The Middle East region saw its heaviest snow in half a century. A reporter in our international news department who was in Jordan to cover the pending Iraq war was confined to his hotel because of snow more than a foot deep. It would be too much to ask for a dry land where dust flies all year to be equipped with snow-clearing equipment. Choi Chang-mo, an academic who writes a column “From Jerusalem” for the JoongAng Ilbo, sent a picture of the city blanketed in snow. Heavy snow and a cold wave in the Middle East is a most extraordinary phenomenon.
There were unusual changes in the weather, but it was unlikely that unexpected changes would take place in Iraq, which is moving closer to war. The war could start any time after Friday, after a United Nations weapons inspectors’ briefing to the Security Council.
The war in Iraq is foreordained because U.S. President George W. Bush is determined to end Saddam Hussein’s regime in Iraq. The situation could be compared to a time bomb. President Bush seems firmly convinced that a true leader must go his own way, ignoring the wishes of his people at times. His conviction could be likened to religious zeal.

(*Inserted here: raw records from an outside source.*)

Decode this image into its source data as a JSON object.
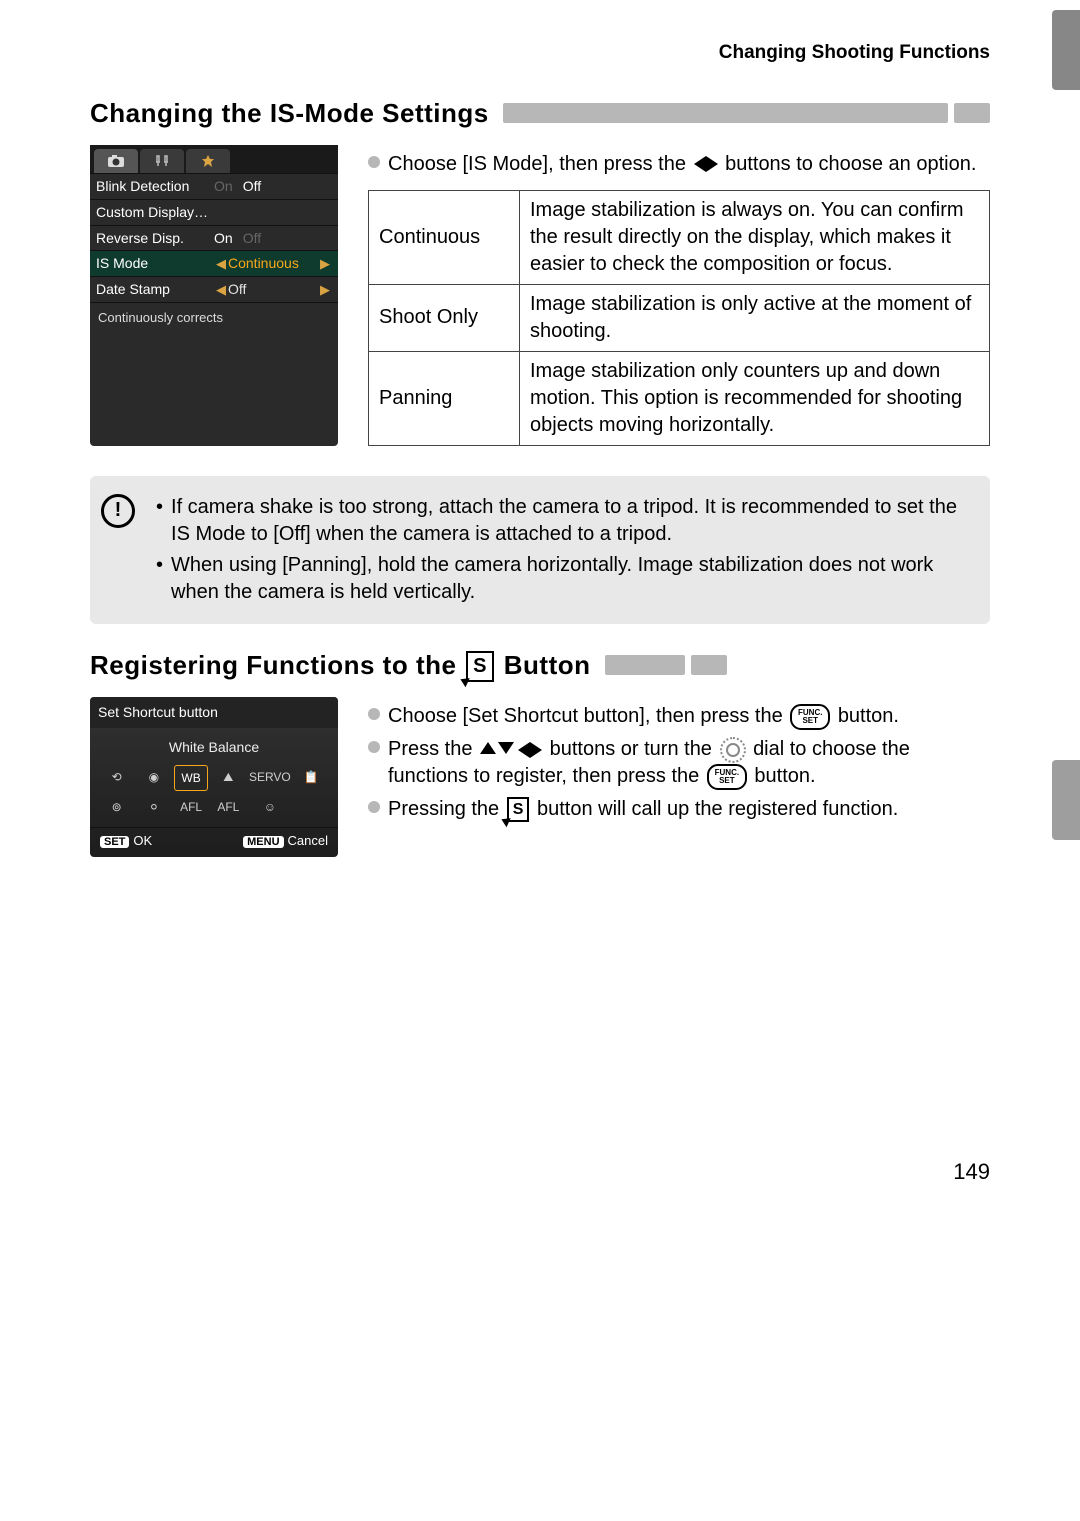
{
  "header": {
    "right_title": "Changing Shooting Functions"
  },
  "section1": {
    "title": "Changing the IS-Mode Settings",
    "instruction_pre": "Choose [IS Mode], then press the ",
    "instruction_post": " buttons to choose an option.",
    "menu": {
      "rows": [
        {
          "label": "Blink Detection",
          "on": "On",
          "off": "Off",
          "selected": "Off"
        },
        {
          "label": "Custom Display…"
        },
        {
          "label": "Reverse Disp.",
          "on": "On",
          "off": "Off",
          "selected": "On"
        },
        {
          "label": "IS Mode",
          "value": "Continuous",
          "highlight": true
        },
        {
          "label": "Date Stamp",
          "value": "Off"
        }
      ],
      "footer": "Continuously corrects"
    },
    "table": [
      {
        "mode": "Continuous",
        "desc": "Image stabilization is always on. You can confirm the result directly on the display, which makes it easier to check the composition or focus."
      },
      {
        "mode": "Shoot Only",
        "desc": "Image stabilization is only active at the moment of shooting."
      },
      {
        "mode": "Panning",
        "desc": "Image stabilization only counters up and down motion. This option is recommended for shooting objects moving horizontally."
      }
    ],
    "notes": [
      "If camera shake is too strong, attach the camera to a tripod. It is recommended to set the IS Mode to [Off] when the camera is attached to a tripod.",
      "When using [Panning], hold the camera horizontally. Image stabilization does not work when the camera is held vertically."
    ]
  },
  "section2": {
    "title_pre": "Registering Functions to the ",
    "title_post": " Button",
    "shortcut_shot": {
      "title": "Set Shortcut button",
      "mode_label": "White Balance",
      "grid": [
        "⟲",
        "◉",
        "WB",
        "⛰",
        "SERVO",
        "📋",
        "⊚",
        "⚪︎",
        "AFL",
        "AFL",
        "☺",
        ""
      ],
      "selected_index": 2,
      "ok_btn": "SET",
      "ok_label": "OK",
      "cancel_btn": "MENU",
      "cancel_label": "Cancel"
    },
    "steps": {
      "s1_pre": "Choose [Set Shortcut button], then press the ",
      "s1_post": " button.",
      "s2_pre": "Press the ",
      "s2_mid": " buttons or turn the ",
      "s2_mid2": " dial to choose the functions to register, then press the ",
      "s2_post": " button.",
      "s3_pre": "Pressing the ",
      "s3_post": " button will call up the registered function."
    }
  },
  "page_number": "149",
  "icons": {
    "func_set": "FUNC. SET"
  }
}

President Bush said that at this moment, he would have been in a bar in Texas instead of the presidential office were it not for his belief in God and the power of prayer. It is natural for him, who overcame alcoholism through religion, to seek God at every possible opportunity. It is well known that President Bush opens his day with a prayer and ends it the same way. Cabinet meetings he presides over also start with a prayer. His public addresses are more closely resembling prayers as time goes on.

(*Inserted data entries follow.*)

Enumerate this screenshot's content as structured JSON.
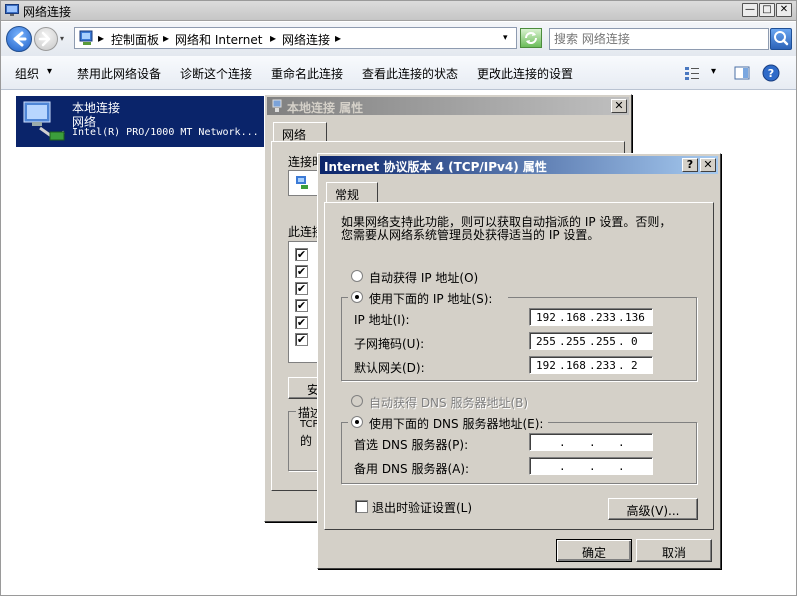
{
  "explorer": {
    "title": "网络连接",
    "breadcrumbs": [
      "控制面板",
      "网络和 Internet",
      "网络连接"
    ],
    "search_placeholder": "搜索 网络连接",
    "commands": [
      "组织",
      "禁用此网络设备",
      "诊断这个连接",
      "重命名此连接",
      "查看此连接的状态",
      "更改此连接的设置"
    ],
    "connection": {
      "name": "本地连接",
      "network": "网络",
      "device": "Intel(R) PRO/1000 MT Network..."
    }
  },
  "props_dialog": {
    "title": "本地连接 属性",
    "tab": "网络",
    "connect_label_partial": "连接时",
    "items_label_partial": "此连接",
    "install_partial": "安",
    "desc_label_partial": "描述",
    "desc_text_line1": "TCP",
    "desc_text_line2": "的"
  },
  "ipv4_dialog": {
    "title": "Internet 协议版本 4 (TCP/IPv4) 属性",
    "tab": "常规",
    "description_line1": "如果网络支持此功能，则可以获取自动指派的 IP 设置。否则，",
    "description_line2": "您需要从网络系统管理员处获得适当的 IP 设置。",
    "auto_ip_label": "自动获得 IP 地址(O)",
    "manual_ip_label": "使用下面的 IP 地址(S):",
    "ip_label": "IP 地址(I):",
    "mask_label": "子网掩码(U):",
    "gateway_label": "默认网关(D):",
    "ip": [
      "192",
      "168",
      "233",
      "136"
    ],
    "mask": [
      "255",
      "255",
      "255",
      "0"
    ],
    "gateway": [
      "192",
      "168",
      "233",
      "2"
    ],
    "auto_dns_label": "自动获得 DNS 服务器地址(B)",
    "manual_dns_label": "使用下面的 DNS 服务器地址(E):",
    "pref_dns_label": "首选 DNS 服务器(P):",
    "alt_dns_label": "备用 DNS 服务器(A):",
    "validate_label": "退出时验证设置(L)",
    "advanced_label": "高级(V)...",
    "ok_label": "确定",
    "cancel_label": "取消",
    "dot": "."
  },
  "icons": {
    "window_close": "✕",
    "window_max": "□",
    "window_min": "—",
    "help": "?",
    "check": "✔",
    "dropdown": "▾",
    "crumb_sep": "▸"
  },
  "colors": {
    "selection": "#0a246a",
    "active_title": "#0a246a",
    "dialog_face": "#d4d0c8"
  }
}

After the Sept. 11 terrorist attacks, the United States changed its strategy toward the so-called “rogue states” from isolating them to defensive interventions. President Bush’s obstinacy has targeted Iraq as the first goal of this defensive intervention strategy. His actions are forcing the world toward division and conflict, the worst since the end of the Cold War. International society is divided into a group that endorses war against Iraq and those who do not. Within nations, some leaders’ choice runs up against public opinion. Conflicting views exist within political parties that are united on most issues. The division is growing worse every day. The United Nations, the European Union and the North Atlantic Treaty Organization are also divided over the issue, bringing a serious breach in their credibility.

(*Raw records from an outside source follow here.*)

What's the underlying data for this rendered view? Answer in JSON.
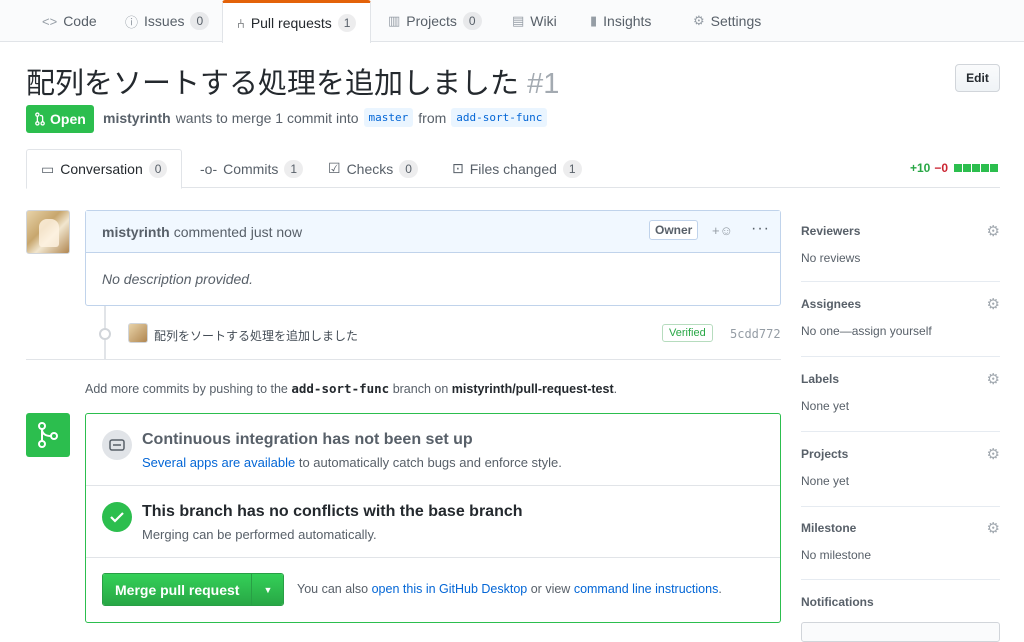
{
  "repo_tabs": [
    {
      "label": "Code",
      "icon": "code-icon"
    },
    {
      "label": "Issues",
      "icon": "issue-icon",
      "count": "0"
    },
    {
      "label": "Pull requests",
      "icon": "pull-request-icon",
      "count": "1"
    },
    {
      "label": "Projects",
      "icon": "project-icon",
      "count": "0"
    },
    {
      "label": "Wiki",
      "icon": "book-icon"
    },
    {
      "label": "Insights",
      "icon": "graph-icon"
    },
    {
      "label": "Settings",
      "icon": "gear-icon"
    }
  ],
  "pr": {
    "title": "配列をソートする処理を追加しました",
    "number": "#1",
    "edit_label": "Edit",
    "state": "Open",
    "author": "mistyrinth",
    "meta_text": "wants to merge 1 commit into",
    "base_branch": "master",
    "from_text": "from",
    "head_branch": "add-sort-func"
  },
  "pr_tabs": [
    {
      "label": "Conversation",
      "count": "0"
    },
    {
      "label": "Commits",
      "count": "1"
    },
    {
      "label": "Checks",
      "count": "0"
    },
    {
      "label": "Files changed",
      "count": "1"
    }
  ],
  "diffstat": {
    "additions": "+10",
    "deletions": "−0"
  },
  "comment": {
    "author": "mistyrinth",
    "action": "commented just now",
    "badge": "Owner",
    "body": "No description provided."
  },
  "commit": {
    "message": "配列をソートする処理を追加しました",
    "verified": "Verified",
    "sha": "5cdd772"
  },
  "push_note": {
    "prefix": "Add more commits by pushing to the",
    "branch": "add-sort-func",
    "middle": "branch on",
    "repo": "mistyrinth/pull-request-test",
    "suffix": "."
  },
  "merge": {
    "ci_title": "Continuous integration has not been set up",
    "ci_link": "Several apps are available",
    "ci_rest": "to automatically catch bugs and enforce style.",
    "conflict_title": "This branch has no conflicts with the base branch",
    "conflict_sub": "Merging can be performed automatically.",
    "button": "Merge pull request",
    "alt_prefix": "You can also",
    "alt_link1": "open this in GitHub Desktop",
    "alt_middle": "or view",
    "alt_link2": "command line instructions",
    "alt_suffix": "."
  },
  "sidebar": [
    {
      "heading": "Reviewers",
      "value": "No reviews"
    },
    {
      "heading": "Assignees",
      "value": "No one—assign yourself"
    },
    {
      "heading": "Labels",
      "value": "None yet"
    },
    {
      "heading": "Projects",
      "value": "None yet"
    },
    {
      "heading": "Milestone",
      "value": "No milestone"
    },
    {
      "heading": "Notifications",
      "value": ""
    }
  ],
  "colors": {
    "accent_orange": "#e36209",
    "green": "#2cbe4e",
    "link_blue": "#0366d6"
  }
}
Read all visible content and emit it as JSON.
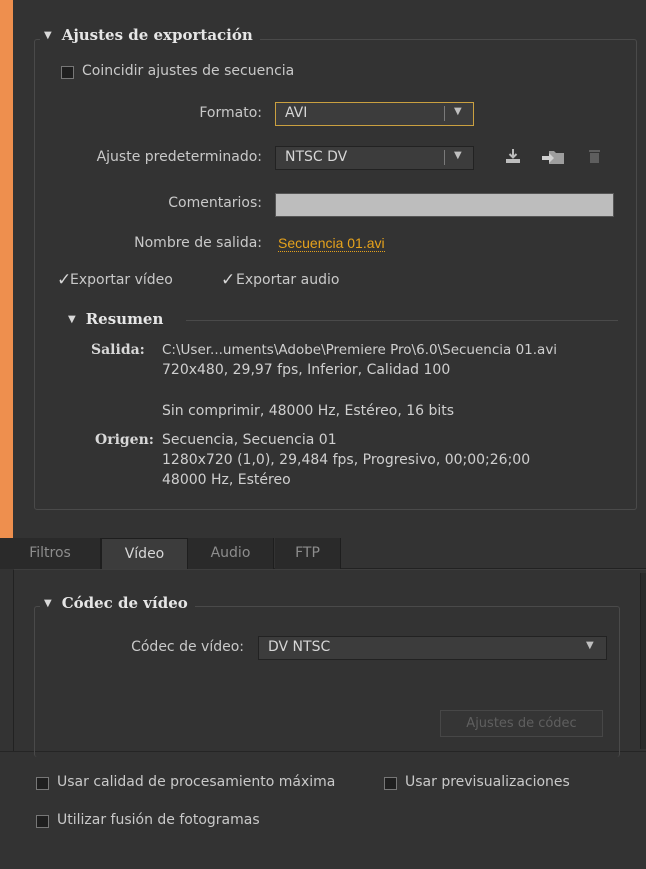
{
  "export_settings": {
    "section_title": "Ajustes de exportación",
    "match_sequence_label": "Coincidir ajustes de secuencia",
    "format_label": "Formato:",
    "format_value": "AVI",
    "preset_label": "Ajuste predeterminado:",
    "preset_value": "NTSC DV",
    "comments_label": "Comentarios:",
    "comments_value": "",
    "output_name_label": "Nombre de salida:",
    "output_name_value": "Secuencia 01.avi",
    "export_video_label": "Exportar vídeo",
    "export_audio_label": "Exportar audio"
  },
  "summary": {
    "title": "Resumen",
    "output_label": "Salida:",
    "output_lines": [
      "C:\\User...uments\\Adobe\\Premiere Pro\\6.0\\Secuencia 01.avi",
      "720x480, 29,97 fps, Inferior, Calidad 100",
      "Sin comprimir, 48000 Hz, Estéreo, 16 bits"
    ],
    "source_label": "Origen:",
    "source_lines": [
      "Secuencia, Secuencia 01",
      "1280x720 (1,0), 29,484 fps, Progresivo, 00;00;26;00",
      "48000 Hz, Estéreo"
    ]
  },
  "tabs": [
    {
      "label": "Filtros"
    },
    {
      "label": "Vídeo"
    },
    {
      "label": "Audio"
    },
    {
      "label": "FTP"
    }
  ],
  "video_codec": {
    "section_title": "Códec de vídeo",
    "codec_label": "Códec de vídeo:",
    "codec_value": "DV NTSC",
    "codec_settings_button": "Ajustes de códec"
  },
  "bottom_options": {
    "max_quality_label": "Usar calidad de procesamiento máxima",
    "use_previews_label": "Usar previsualizaciones",
    "frame_blending_label": "Utilizar fusión de fotogramas"
  },
  "icons": {
    "save_preset": "download-icon",
    "import_preset": "import-folder-icon",
    "delete_preset": "trash-icon"
  },
  "colors": {
    "accent_orange": "#ee8f4e",
    "panel_bg": "#333333",
    "link_yellow": "#e6a21c"
  }
}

The Bush administration is forcing the international community to follow the U.S. banner, tacitly saying that opposition to the war is tantamount to anti-Americanism.
Looking at anti-war sentiment as the equivalent of anti-American feeling is dangerous. It is too much like dividing the world into good and evil. Countries opposed to the war are not opposed because the war was initiated by the United States. They do not want a war lacking a cause, and are worried about the devastating results the war could bring. Various public opinion polls showed that people do not harbor hatred toward the United States itself, but most people dislike the Bush administration’s unilateral foreign relations strategy. Opposing a war against Iraq and feelings about the United States are separate things.
Putting away one’s sword could be done out of real courage and not from cowardice. The United States has succeeded in taming Iraq at this stage without resorting to force. It could consider the option of disarming Iraq peacefully by extending the period of United Nations weapons inspections.
President Bush will pray to God every day to give him strength and wisdom to handle the situation.
Will the president’s God answer his prayers? Could the president change his mind, as the weather in the Middle East changed after 50 years?

* The writer is international news editor of the JoongAng Ilbo.